Exercise 9: Exploring POS with the Brown corpus

Answer the following questions about the POS-tagged "mystery" portion of the Brown Corpus, part of NLTK's corpus collection. Start by loading the tagged words and the tagged sentences, as follows:
 
>>> br_tw = nltk.corpus.brown.tagged_words(categories='mystery')
>>> br_ts = nltk.corpus.brown.tagged_sents(categories='mystery')
>>> 
Note that this gives us the default Brown Corpus tagset. Rules: (1) You should only use the two data objects (i.e., do not use nltk.corpus.brown.words(), etc.), (2) Use of for loops is forbidden! Use list comprehension. (3) When citing a POS, make sure to give its description ('possessive pronoun') along with its label ('PP$$').

  1. How many words and sentences are there?
  2. What are the top 10 POS tags and their counts?
  3. What are the top 10 words and their counts?
  4. How many different POS tags are represented in this Brown category?
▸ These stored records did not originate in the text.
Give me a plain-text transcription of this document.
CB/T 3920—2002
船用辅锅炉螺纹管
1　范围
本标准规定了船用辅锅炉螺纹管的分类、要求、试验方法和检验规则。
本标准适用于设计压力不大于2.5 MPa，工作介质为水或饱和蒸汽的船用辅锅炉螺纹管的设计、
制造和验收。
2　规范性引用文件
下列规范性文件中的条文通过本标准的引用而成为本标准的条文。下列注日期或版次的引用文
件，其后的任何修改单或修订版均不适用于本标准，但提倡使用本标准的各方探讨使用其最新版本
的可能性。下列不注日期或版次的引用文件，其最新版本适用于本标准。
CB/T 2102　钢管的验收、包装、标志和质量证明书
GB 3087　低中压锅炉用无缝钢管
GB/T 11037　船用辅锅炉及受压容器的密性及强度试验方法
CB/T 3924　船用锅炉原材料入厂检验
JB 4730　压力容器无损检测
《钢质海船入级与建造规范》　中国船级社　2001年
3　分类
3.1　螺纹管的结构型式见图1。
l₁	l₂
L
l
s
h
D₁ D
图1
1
Why are there more than 87?
  5. What is the most frequent adverb?
  6. Consider the word 'so'. How many tokens are there? Note that you should include both 'So' and 'so'.
  7. 'So' is ambiguous: it can take on three distinct parts-of-speech. What are they, and which one is most frequent?
  8. For each of the three parts-of-speech for 'so', give an example sentence where it is used as the POS.
  9. For each of the 3 'so's possible parts-of-speech, find out:
    • the most likely POS preceding 'so' as the POS
    • the most likely POS following 'so' as the POS


SUBMIT:
  • Your saved IDLE shell session, with errors and other long bits removed, edited to clearly mark the answers to questions PART1, a. b. c. d. etc. Feel free to insert any comments you might have.
  • If you prefer, you can submit an MS Word Doc "answer sheet": a Word document with your screenshot of IDLE shell pasted in plus your written answers, like we did for previous assignments (example).